Bir adam tanıdı tüm dünya... Bir dede...
Ölen torununu gözlerinden öperek uğurlayan bir dede…
Filistin’in simgesi oldu bir anda…
O ağlamazken başına gelenlere, tüm dünya ona ağladı. Onun yerine ağladı.
Koskoca dünyada 3 yaşındaki torunuyla baş başa kalmış, ona sığınmış…
Sonra onu da aldılar elinden…
İnsan o görüntüleri izlemeye dayanamıyor.
O yaşadı ama ne yaşamak…
Tüm sevdiklerinin elinden kayışına şahit olmak...
Belki şu yeryüzünde yaşanabilecek en ağır imtihan, hatta ötesi yok.
Ama biz yine şaşkın, neden? Öyle metanetliydi ki öyle teslimiyetli…
Ciğeri yansa da içten içe sevinçli şehit oldular, kurtuldular diye...
Kurtuldular... Ne ağır bir kelime.
Dünyanın en ağır acısını ve mecburiyetten gelen kurtuluş hissini aynı anda yaşamak...
Aslında ciğeri sökülürken, acıları dindi diye sevinmek bir yandan da…
Biz alışkın değiliz bu kadar teslimiyete, halbuki bunca acıya ne yürek dayanır ne akıl…
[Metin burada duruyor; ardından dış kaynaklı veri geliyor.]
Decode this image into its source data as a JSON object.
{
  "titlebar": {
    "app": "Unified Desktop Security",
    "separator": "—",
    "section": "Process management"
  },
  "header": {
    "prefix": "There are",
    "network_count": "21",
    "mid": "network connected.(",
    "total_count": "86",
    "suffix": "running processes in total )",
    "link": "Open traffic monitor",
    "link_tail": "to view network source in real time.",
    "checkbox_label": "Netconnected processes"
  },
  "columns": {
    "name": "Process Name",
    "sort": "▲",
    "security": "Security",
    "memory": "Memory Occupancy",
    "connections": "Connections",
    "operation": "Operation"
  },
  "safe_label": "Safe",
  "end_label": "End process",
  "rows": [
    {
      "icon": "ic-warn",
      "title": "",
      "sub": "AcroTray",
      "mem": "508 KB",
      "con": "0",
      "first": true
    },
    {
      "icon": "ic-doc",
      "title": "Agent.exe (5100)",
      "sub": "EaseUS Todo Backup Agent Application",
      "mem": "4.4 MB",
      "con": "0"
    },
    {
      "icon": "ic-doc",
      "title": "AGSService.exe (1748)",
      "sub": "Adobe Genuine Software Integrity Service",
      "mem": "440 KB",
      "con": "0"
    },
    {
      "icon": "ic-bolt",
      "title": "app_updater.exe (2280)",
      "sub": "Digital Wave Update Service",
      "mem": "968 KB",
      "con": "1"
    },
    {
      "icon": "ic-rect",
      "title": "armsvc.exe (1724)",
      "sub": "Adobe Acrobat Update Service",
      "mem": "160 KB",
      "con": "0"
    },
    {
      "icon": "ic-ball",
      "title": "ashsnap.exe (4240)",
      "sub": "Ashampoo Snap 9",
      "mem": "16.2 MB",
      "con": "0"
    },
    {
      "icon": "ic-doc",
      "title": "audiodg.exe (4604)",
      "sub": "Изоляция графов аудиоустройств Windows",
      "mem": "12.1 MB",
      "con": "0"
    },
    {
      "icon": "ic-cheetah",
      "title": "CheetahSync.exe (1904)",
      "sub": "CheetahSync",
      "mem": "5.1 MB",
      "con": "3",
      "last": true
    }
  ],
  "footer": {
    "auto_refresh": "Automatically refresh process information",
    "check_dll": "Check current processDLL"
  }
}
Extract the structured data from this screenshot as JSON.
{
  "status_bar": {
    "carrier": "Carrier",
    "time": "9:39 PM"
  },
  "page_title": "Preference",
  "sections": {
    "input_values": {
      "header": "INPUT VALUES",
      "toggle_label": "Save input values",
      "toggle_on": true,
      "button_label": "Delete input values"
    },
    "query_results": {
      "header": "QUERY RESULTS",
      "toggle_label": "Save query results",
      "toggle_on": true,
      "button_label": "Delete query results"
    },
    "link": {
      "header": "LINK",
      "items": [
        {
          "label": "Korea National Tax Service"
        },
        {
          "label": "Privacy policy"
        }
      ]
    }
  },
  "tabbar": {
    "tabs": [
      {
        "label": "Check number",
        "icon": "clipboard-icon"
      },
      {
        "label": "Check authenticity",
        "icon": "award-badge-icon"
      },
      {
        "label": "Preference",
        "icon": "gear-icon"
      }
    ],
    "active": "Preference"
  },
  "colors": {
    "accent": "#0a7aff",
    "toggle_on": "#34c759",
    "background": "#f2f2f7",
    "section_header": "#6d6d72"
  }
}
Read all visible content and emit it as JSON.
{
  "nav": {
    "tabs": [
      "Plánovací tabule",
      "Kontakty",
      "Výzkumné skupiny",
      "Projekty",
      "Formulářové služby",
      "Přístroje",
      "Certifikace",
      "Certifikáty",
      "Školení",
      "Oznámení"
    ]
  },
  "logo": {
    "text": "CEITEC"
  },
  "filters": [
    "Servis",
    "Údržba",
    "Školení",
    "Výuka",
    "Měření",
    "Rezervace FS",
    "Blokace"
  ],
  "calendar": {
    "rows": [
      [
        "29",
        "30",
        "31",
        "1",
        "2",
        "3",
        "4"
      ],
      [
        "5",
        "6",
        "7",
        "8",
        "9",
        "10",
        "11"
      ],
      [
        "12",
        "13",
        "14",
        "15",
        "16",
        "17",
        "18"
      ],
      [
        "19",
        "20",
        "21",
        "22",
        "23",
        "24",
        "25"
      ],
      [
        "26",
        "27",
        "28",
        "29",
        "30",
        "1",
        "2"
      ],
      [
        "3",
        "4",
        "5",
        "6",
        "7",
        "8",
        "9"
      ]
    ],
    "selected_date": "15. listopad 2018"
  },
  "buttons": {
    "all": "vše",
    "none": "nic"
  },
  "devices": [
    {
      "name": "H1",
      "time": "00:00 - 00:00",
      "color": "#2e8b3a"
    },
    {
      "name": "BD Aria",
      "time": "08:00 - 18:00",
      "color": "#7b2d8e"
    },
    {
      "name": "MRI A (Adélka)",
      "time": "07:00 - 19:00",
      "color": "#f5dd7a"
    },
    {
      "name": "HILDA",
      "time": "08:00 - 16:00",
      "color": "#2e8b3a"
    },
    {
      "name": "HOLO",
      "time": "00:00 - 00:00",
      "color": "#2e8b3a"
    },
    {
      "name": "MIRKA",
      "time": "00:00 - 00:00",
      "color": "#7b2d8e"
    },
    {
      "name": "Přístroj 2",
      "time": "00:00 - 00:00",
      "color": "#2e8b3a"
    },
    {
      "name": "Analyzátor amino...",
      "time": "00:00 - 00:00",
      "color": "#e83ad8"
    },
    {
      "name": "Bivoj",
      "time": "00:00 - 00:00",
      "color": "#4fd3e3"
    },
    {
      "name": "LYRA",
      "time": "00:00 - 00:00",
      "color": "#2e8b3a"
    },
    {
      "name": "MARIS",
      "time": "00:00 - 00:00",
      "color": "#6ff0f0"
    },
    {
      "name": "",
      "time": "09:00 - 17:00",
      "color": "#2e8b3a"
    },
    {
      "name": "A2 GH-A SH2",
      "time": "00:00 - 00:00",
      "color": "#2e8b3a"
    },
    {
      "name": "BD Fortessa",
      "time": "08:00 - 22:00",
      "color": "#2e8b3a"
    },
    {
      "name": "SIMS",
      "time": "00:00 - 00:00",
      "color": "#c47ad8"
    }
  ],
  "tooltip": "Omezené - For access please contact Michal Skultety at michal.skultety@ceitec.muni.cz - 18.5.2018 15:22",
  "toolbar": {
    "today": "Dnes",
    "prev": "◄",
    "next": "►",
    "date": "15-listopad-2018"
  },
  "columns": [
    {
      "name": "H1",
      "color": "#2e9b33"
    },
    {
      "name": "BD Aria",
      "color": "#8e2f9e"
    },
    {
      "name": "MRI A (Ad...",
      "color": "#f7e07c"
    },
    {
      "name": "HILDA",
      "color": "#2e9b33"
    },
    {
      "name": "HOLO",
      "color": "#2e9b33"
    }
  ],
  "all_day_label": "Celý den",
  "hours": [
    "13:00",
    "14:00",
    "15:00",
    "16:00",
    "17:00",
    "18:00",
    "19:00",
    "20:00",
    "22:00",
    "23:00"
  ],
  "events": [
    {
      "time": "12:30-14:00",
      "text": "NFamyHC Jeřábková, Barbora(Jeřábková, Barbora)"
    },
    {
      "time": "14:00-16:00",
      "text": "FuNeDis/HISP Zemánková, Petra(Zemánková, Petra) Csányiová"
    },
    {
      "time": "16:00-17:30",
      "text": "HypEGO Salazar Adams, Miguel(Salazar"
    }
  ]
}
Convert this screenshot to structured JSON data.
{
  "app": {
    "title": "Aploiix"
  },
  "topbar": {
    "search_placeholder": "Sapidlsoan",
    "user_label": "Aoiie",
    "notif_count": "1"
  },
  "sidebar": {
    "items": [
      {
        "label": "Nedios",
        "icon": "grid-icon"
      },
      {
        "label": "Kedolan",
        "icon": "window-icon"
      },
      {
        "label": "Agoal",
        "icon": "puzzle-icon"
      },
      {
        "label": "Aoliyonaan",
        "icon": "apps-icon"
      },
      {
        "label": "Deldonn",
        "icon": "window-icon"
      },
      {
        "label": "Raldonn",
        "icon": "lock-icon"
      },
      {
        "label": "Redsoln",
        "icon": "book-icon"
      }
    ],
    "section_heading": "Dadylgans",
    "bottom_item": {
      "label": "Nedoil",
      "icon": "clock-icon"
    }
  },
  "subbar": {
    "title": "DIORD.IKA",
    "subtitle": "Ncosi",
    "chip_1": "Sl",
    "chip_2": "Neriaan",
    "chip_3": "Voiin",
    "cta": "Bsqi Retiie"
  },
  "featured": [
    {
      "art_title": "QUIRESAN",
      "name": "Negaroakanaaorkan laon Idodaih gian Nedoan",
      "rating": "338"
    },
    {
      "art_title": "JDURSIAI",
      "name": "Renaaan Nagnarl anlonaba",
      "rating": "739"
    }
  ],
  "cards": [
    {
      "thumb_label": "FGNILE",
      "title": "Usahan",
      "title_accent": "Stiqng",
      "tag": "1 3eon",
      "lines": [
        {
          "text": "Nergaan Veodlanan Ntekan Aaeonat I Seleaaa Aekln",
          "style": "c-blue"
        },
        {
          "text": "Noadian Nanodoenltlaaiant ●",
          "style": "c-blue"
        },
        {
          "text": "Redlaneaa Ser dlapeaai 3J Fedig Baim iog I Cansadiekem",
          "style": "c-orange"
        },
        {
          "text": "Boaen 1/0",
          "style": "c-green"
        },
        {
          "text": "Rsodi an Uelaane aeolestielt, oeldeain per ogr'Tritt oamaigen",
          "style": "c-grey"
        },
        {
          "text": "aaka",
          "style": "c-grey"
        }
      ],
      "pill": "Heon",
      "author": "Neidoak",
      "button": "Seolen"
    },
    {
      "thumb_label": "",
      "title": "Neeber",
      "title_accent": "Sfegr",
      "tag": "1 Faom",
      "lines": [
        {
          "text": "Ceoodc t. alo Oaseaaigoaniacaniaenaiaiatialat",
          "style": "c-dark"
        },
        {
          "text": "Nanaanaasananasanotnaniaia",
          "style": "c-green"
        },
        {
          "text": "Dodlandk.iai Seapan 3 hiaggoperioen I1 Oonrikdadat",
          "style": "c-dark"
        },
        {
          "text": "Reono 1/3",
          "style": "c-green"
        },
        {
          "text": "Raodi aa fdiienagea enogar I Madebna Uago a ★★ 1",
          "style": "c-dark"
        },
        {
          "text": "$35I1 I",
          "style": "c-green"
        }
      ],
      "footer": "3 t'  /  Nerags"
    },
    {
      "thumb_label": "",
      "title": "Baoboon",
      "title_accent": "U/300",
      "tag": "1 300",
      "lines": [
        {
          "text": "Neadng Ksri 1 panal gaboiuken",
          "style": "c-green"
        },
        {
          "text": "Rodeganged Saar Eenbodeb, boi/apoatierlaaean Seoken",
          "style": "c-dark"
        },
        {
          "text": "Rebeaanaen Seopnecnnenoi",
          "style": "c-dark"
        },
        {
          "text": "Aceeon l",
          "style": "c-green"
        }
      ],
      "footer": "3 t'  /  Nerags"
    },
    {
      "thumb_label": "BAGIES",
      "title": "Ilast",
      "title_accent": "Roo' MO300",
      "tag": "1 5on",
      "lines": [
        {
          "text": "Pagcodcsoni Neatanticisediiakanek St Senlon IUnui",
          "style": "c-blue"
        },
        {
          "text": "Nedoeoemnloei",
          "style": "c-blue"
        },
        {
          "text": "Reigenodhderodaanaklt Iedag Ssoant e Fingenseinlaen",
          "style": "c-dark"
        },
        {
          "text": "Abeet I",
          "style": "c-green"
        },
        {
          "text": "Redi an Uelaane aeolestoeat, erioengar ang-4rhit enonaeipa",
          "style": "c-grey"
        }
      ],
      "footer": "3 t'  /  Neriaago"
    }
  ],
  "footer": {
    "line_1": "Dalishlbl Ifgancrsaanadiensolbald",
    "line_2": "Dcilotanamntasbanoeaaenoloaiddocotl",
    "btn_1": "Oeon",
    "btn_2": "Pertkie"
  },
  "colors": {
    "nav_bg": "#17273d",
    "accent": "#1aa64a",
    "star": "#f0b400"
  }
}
Hem ailesinin hem yakınlarının hem memleketinin yok olduğuna şahit olmak ve yine de dimdik ayakta durabilmek o yaşında…
Her yiğidin harcı değil…
Şehit olmuş dedem...
Kendi deyişiyle, kurtulmuş...
Ama ne ağladım. O kadar ağladım ki… Neye ağladığımı bilmeden ağladım. Bir anda içim boşaldı. Ne düşündüğümü bilmeden ağladım.
Ağladım, ağladım…
Arasından günler geçti yine ağladım; aklıma geldikçe.
Uzun zamandır bir şeye bu kadar bağıra bağıra ağlamak geldi içimden…
Hissettiğim neydi peki? Üzüntü mü? Değil. Öldüğüne mi? Değil…
Şehit olduğuna üzülmedim ona üzülmek gelmedi içimden…
Yaşamak zorunda olduğuna, görmek zorunda kaldıklarına, kaldırdığı, yüklendiği yüklere ağladım.
Ona yaşattıklarına ağladım, canını uğurlamak, canının canını uğurlamak zorunda kalışına ağladım.
Her şeye rağmen yıkılmayışına ağladım.
Ağlayamamasına, öyle bir lüksünün olmayışına, acısını yüzünde acı bir tebessümle anlatmak zorunda kalışına ağladım.
Şehit olduğuna ağlamadım.
Küçücük o bedeni kavrayıp gözlerini son bir defa açıp öpüşüne ağladım.
İçimde garip bir rahatlamayla beraber hem de...
Utanmasam gizli bir sevinçle diyeceğim yalan değil… Acısından, bunca yükünden kurtulduğu için.
Öyle içerledim ki, oğluma baktığımda o küçük meleğin yüzünü görmeye başladım.
Ne ağır imtihanlar var yarabbim...
Düşüncesi bile insanı yok etmeye yetecek güçte…
Yalnız değilim ve hatta tüm dünya benimle birlikte aynı şeyleri düşündü biliyorum.
Gizli bir rahatlamayla beraber tüm dünya dedeme ağladı.
O ağlayamadığı için ağladı.
Aslında onun omzunda gibi gözüken yükler bize de yüklenmişti onunla beraber…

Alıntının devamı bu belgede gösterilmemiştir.